Kurz gesagt, tief im Inneren herrschte keine Einigkeit im Putschplan. Wer würde nach dem Putsch der Kapodaster des Putsches sein? Der Präsident? Braga Neto? Eine Militärjunta, die kein eigenes Kommando über die Streitkräfte hatte? Sonst noch jemand?
Gleichzeitig mangelte es dem angeblichen Grund für den Selbstputsch, nämlich dem Vorliegen von Betrug im Wahlsystem, an Glaubwürdigkeit. Es lockte Banden von Fanatikern, Opportunisten in Journalismus und Politik an, statt sie zu „überzeugen“, die zwar zahlreich waren, aber nie ein einziges konsistentes Beweisstück zeigten oder sahen.

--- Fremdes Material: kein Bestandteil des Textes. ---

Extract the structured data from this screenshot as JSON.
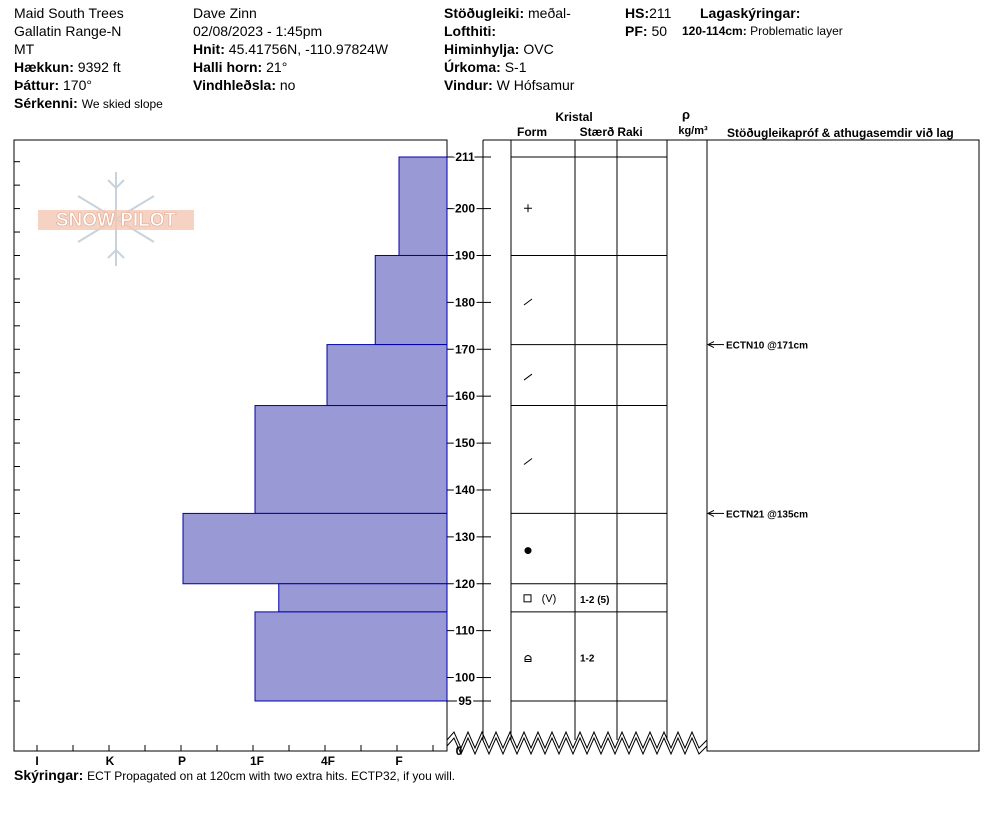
{
  "header": {
    "location": "Maid South Trees",
    "range": "Gallatin Range-N",
    "state": "MT",
    "elevation_label": "Hækkun:",
    "elevation": "9392 ft",
    "aspect_label": "Þáttur:",
    "aspect": "170°",
    "features_label": "Sérkenni:",
    "features": "We skied slope",
    "observer": "Dave Zinn",
    "datetime": "02/08/2023 - 1:45pm",
    "coords_label": "Hnit:",
    "coords": "45.41756N, -110.97824W",
    "slope_label": "Halli horn:",
    "slope": "21°",
    "wind_loading_label": "Vindhleðsla:",
    "wind_loading": "no",
    "stability_label": "Stöðugleiki:",
    "stability": "meðal-",
    "air_temp_label": "Lofthiti:",
    "air_temp": "",
    "sky_label": "Himinhylja:",
    "sky": "OVC",
    "precip_label": "Úrkoma:",
    "precip": "S-1",
    "wind_label": "Vindur:",
    "wind": "W Hófsamur",
    "hs_label": "HS:",
    "hs": "211",
    "pf_label": "PF:",
    "pf": "50",
    "layer_notes_label": "Lagaskýringar:",
    "layer_note_range": "120-114cm:",
    "layer_note_text": "Problematic layer"
  },
  "logo": {
    "text": "SNOW PILOT"
  },
  "columns": {
    "crystal": "Kristal",
    "form": "Form",
    "size": "Stærð",
    "moisture": "Raki",
    "density_symbol": "ρ",
    "density_unit": "kg/m³",
    "tests_header": "Stöðugleikapróf & athugasemdir við lag"
  },
  "footer": {
    "comments_label": "Skýringar:",
    "comments": "ECT Propagated on at 120cm with two extra hits. ECTP32, if you will."
  },
  "colors": {
    "bar_fill": "#9999d6",
    "bar_stroke": "#0000aa"
  },
  "chart_data": {
    "type": "bar",
    "orientation": "horizontal",
    "ylabel": "",
    "y_ticks": [
      95,
      100,
      110,
      120,
      130,
      140,
      150,
      160,
      170,
      180,
      190,
      200,
      211
    ],
    "y_zero_label": "0",
    "hardness_scale": [
      "I",
      "K",
      "P",
      "1F",
      "4F",
      "F"
    ],
    "layers": [
      {
        "top": 211,
        "bottom": 190,
        "hardness": "F"
      },
      {
        "top": 190,
        "bottom": 171,
        "hardness": "F+"
      },
      {
        "top": 171,
        "bottom": 158,
        "hardness": "4F"
      },
      {
        "top": 158,
        "bottom": 135,
        "hardness": "1F"
      },
      {
        "top": 135,
        "bottom": 120,
        "hardness": "P"
      },
      {
        "top": 120,
        "bottom": 114,
        "hardness": "1F+"
      },
      {
        "top": 114,
        "bottom": 95,
        "hardness": "1F"
      }
    ],
    "hardness_value": {
      "F": 1,
      "F+": 1.33,
      "4F": 2,
      "1F": 3,
      "1F+": 2.67,
      "P": 4
    },
    "grain_rows": [
      {
        "top": 211,
        "bottom": 190,
        "form": "plus",
        "size": ""
      },
      {
        "top": 190,
        "bottom": 171,
        "form": "slash",
        "size": ""
      },
      {
        "top": 171,
        "bottom": 158,
        "form": "slash",
        "size": ""
      },
      {
        "top": 158,
        "bottom": 135,
        "form": "slash",
        "size": ""
      },
      {
        "top": 135,
        "bottom": 120,
        "form": "dot",
        "size": ""
      },
      {
        "top": 120,
        "bottom": 114,
        "form": "square",
        "form_secondary": "(V)",
        "size": "1-2 (5)"
      },
      {
        "top": 114,
        "bottom": 95,
        "form": "faceted",
        "size": "1-2"
      }
    ],
    "tests": [
      {
        "depth": 171,
        "label": "ECTN10 @171cm"
      },
      {
        "depth": 135,
        "label": "ECTN21 @135cm"
      }
    ]
  }
}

Für ihre Berichte gerieten sie sogar in internationale Diskreditierung. Die Regierungen Europas und der Vereinigten Staaten bekräftigten ihr Vertrauen in unser Wahlsystem.
An dieser Stelle muss auf die Verhaltensänderung der höchsten Justizbehörden des Landes hingewiesen werden. Die STF hat den parlamentarischen Putsch gegen den Ausschluss von Dilma Rousseff und Lula von der Wahl 2018 vertuscht. Etwas – wir wissen nicht genau was – hat ihre Führer während der letzten Regierung dazu veranlasst, ihre Position zu ändern. Vielleicht bedrohte sie auch das Wissen um die Überschwemmung des Palácio do Planalto durch Milizen.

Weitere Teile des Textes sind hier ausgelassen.